Let's all celebrate responsibly

Let's all celebrate responsibly

The Year of the Tiger arrives tomorrow and people, particularly in East and Southeast Asian countries, are ready to celebrate Lunar New Year 2022. For many of us, however, it's going to be another year of quiet celebration under the influence of the coronavirus pandemic.

Travel restrictions remain in place in some countries while the prolonged outbreak has destroyed the festive mood for many and the enthusiasm for family gatherings.

In China, the Spring Festival, as it is also known, is the world's biggest annual human migration, with people making more than a billion trips in normal years. But the emergence of the highly transmissible Omicron variant has led governments and companies to press workers to stay put over the holiday, which lasts from Jan 31 to Feb 6, though the travel season starts earlier and ends later.

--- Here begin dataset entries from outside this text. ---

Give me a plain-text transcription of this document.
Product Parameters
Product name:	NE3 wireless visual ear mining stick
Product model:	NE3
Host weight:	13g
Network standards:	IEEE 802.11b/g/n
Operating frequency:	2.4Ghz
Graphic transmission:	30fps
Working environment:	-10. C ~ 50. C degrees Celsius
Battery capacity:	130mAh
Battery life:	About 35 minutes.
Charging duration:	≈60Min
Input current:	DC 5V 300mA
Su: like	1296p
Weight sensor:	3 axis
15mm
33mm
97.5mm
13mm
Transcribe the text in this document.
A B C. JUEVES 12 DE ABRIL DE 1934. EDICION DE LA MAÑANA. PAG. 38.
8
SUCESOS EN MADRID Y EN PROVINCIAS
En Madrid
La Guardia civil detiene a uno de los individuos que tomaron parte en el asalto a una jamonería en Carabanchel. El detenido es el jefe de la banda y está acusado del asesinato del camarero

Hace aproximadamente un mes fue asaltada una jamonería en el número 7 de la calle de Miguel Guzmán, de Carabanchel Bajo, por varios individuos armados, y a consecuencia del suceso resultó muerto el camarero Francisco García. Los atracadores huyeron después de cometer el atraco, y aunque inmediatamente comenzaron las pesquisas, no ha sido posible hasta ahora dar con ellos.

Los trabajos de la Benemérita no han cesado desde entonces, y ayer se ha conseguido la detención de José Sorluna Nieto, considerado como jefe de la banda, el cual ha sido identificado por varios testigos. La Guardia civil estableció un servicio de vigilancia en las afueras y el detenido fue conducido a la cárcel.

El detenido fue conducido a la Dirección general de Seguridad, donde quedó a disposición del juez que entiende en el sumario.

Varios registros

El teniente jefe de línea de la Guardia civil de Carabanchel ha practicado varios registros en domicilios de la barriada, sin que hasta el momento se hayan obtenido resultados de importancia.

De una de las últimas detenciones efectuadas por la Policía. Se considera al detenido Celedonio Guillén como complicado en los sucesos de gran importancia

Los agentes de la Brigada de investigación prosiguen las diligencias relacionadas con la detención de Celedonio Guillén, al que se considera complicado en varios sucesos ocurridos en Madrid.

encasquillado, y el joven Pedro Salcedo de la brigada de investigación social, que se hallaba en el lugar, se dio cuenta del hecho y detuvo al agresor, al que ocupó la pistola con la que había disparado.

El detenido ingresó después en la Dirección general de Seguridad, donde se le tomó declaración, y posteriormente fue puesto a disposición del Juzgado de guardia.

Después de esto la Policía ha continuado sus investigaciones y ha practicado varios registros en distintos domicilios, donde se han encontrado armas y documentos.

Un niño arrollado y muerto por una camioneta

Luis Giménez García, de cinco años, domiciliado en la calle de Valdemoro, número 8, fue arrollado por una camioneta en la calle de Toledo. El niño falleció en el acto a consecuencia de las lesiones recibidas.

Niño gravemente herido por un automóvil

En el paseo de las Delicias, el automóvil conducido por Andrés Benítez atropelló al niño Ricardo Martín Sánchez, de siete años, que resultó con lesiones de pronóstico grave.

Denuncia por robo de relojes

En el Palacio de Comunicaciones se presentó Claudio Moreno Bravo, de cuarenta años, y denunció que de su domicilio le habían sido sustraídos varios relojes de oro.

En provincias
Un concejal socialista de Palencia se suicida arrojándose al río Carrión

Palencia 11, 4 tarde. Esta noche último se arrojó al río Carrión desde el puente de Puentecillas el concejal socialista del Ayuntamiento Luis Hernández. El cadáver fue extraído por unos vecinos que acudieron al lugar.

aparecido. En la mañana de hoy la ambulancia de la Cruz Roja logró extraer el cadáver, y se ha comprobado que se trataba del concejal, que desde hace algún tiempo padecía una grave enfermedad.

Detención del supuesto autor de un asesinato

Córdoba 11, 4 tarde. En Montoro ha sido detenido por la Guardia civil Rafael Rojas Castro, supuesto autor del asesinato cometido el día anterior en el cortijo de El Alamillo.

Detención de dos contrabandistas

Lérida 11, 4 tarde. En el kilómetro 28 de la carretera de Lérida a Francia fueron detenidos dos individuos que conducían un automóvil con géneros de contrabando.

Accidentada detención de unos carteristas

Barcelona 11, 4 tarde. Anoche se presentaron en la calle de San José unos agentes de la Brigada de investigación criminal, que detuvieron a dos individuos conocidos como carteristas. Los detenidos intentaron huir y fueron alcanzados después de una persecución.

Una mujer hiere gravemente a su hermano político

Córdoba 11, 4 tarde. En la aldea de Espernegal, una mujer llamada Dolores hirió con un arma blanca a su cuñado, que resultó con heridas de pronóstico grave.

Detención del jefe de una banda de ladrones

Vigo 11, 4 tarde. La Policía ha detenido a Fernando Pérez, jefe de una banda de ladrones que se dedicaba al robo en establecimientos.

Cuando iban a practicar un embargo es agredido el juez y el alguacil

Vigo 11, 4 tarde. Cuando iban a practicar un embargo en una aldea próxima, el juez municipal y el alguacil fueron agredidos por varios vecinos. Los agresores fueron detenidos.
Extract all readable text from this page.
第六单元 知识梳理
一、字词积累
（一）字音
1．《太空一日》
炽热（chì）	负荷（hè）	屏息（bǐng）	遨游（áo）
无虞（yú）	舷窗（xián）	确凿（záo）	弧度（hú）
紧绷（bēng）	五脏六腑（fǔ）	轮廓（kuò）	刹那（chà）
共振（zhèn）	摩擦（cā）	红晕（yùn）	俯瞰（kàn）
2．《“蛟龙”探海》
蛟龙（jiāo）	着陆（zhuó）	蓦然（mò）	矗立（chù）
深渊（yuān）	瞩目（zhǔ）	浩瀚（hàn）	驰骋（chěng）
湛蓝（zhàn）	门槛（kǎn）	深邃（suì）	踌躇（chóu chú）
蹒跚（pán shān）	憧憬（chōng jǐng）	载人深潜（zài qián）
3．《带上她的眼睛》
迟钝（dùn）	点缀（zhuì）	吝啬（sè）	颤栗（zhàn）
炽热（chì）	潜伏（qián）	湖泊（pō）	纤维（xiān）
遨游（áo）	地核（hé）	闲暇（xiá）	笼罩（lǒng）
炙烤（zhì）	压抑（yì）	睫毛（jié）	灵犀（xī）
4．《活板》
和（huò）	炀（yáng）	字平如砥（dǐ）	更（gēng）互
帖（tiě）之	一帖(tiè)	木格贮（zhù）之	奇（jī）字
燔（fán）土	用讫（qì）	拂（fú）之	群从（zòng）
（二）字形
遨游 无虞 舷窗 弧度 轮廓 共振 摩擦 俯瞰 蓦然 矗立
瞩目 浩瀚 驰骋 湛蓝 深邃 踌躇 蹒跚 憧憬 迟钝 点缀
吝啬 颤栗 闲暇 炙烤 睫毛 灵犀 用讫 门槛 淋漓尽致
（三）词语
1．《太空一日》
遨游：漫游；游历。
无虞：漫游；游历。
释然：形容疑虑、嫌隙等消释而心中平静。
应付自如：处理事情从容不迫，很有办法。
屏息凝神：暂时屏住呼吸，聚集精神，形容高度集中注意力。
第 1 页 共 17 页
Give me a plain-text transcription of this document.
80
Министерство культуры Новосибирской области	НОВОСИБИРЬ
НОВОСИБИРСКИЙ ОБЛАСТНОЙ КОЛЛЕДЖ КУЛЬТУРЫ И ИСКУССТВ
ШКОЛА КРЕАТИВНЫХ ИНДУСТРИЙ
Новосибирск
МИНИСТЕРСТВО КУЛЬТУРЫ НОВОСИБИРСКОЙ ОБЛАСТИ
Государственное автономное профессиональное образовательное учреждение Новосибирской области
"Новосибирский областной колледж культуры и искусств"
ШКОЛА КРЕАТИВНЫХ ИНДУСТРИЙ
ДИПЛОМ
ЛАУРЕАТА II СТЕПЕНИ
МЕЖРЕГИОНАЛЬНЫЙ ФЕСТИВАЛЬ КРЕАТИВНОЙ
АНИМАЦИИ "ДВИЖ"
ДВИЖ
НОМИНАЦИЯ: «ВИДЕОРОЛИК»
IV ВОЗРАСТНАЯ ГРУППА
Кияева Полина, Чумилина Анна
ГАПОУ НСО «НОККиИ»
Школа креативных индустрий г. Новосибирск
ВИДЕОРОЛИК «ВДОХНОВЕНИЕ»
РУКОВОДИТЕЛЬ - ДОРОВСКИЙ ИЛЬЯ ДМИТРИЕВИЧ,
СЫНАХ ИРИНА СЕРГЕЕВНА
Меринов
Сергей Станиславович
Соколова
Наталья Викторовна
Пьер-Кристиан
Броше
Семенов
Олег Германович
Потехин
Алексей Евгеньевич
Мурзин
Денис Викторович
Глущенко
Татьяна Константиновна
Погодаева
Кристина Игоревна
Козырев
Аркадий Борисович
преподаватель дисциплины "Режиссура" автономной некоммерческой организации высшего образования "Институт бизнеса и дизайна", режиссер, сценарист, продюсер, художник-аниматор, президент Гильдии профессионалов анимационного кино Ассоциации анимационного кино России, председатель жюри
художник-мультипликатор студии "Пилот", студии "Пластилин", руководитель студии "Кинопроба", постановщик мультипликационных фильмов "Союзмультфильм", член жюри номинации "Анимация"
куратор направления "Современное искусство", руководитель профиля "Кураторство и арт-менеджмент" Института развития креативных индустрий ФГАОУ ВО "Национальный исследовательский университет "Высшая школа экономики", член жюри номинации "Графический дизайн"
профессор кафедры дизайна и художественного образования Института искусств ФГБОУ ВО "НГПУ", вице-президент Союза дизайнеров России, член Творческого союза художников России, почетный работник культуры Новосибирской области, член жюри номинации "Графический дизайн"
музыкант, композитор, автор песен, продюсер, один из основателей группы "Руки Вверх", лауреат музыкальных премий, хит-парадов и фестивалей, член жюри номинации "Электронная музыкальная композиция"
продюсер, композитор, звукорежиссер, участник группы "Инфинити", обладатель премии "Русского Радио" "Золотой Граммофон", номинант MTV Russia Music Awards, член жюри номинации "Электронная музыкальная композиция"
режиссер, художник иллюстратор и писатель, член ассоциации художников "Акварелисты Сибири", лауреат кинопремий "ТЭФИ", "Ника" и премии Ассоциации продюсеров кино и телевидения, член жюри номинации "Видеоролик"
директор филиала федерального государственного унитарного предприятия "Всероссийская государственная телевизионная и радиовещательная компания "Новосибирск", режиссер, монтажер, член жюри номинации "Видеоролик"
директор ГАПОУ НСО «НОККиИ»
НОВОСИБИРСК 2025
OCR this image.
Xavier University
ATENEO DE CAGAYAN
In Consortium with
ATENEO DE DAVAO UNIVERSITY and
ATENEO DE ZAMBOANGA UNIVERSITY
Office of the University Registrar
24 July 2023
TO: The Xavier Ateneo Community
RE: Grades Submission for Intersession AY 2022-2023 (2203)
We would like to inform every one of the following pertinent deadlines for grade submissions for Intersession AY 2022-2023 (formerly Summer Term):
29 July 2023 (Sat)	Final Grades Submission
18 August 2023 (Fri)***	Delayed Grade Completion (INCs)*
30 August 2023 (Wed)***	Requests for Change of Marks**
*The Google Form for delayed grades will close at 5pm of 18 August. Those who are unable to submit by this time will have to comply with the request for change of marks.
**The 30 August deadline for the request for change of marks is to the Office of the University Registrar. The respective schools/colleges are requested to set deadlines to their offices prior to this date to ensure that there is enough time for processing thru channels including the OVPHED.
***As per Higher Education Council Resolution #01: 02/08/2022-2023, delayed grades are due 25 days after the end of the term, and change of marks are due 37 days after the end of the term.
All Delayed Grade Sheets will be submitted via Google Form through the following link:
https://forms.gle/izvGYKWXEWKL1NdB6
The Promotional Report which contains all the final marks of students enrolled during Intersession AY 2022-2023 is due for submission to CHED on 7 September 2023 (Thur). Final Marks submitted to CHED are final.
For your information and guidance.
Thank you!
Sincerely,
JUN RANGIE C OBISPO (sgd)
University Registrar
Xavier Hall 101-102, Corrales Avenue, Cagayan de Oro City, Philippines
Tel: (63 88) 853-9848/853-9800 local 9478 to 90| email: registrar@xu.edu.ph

Strict measures have been taken, including in one extreme example threatening travellers who "maliciously return home" with quarantine and detention. More generally, local governments are responding with requirements such as 14-day quarantines, seven days of self-isolation and multiple PCR tests. Beijing, which is gearing up for the Winter Olympics starting on Feb 4, has banned arrivals from provinces with even one locally transmitted case.

The scale of migration is smaller in Vietnam where the holiday known as Tet started on Saturday. Hanoi has taken less heavy-handed action so far, but like its bigger neighbour it has imposed some of the strictest Covid-related measures in the world.

Local governments have tried to head off the mass travel that fuelled past outbreaks by sending letters asking people not to come home for the holiday. Labour unions have also stepped in; for example, a branch in Dong Nai, a key southern industrial province, will not arrange buses home for workers as it used to.

In both countries, thousands of workers who go home for the break fail to come back once it is over. This year, in particular, less generous financial incentives offered by companies could convince migrants to go home despite the logistical hurdles.

Tough measures also help to keep the factories of global brands there -- among them Apple, Samsung and Adidas -- free from Covid, and to avoid the disruption of lengthy quarantines for workers travelling between provinces. Failure to do so risks disrupting global supply chains, which could spur inflation and hamper economic recovery.

What confuses me is that while the Vietnamese government asks millions of workers to sit tight and avoid travelling, it is easing procedures for foreign workers and the estimated 140,000 overseas Vietnamese who want to return home for the holidays.

Expatriates and their families with residence cards or visas no longer need approval from immigration authorities to re-enter the country; those who are fully vaccinated can quarantine at their residence for only three days.

Further steps to fully reopen the country are expected as early as April, with all domestic and international travel restrictions lifted.

More surprisingly, Prime Minister Pham Minh Chinh recently made a maskless appearance at a live televised event as he shook hands and hugged award winners on a stage. Other participants at the Jan 20 event held by Pham Nhat Vuong, founder of Vingroup, Vietnam's largest conglomerate, were also encouraged to remove their masks as they all had tested negative. After that, more than half of the guests could be seen removing masks and chatting with those nearby, according to a report by Nikkei Asia.

Vietnam officially shifted from a zero-Covid policy last October, acknowledging that it will have to live with the virus if it wants to revive the economy. The high inoculation rate guided the decision to relax restrictions. The Ministry of Health says 93.4% of adults have received two jabs, while 13.1% have received a booster. Children aged between 12 and 17 are now being vaccinated, and those aged 5 to 11 will follow soon.

But to me, leaders in the government and private sector should set a good example for people in their countries to keep their guard up against the virus. Wearing marks in public places is still strongly recommended by most experts, including the World Health Organization.

Lowering our guard could trigger a fresh outbreak and harm the economy more. Measures that could spark controversy or confusion should be avoided to save the country from another Covid-related hit or a major lockdown.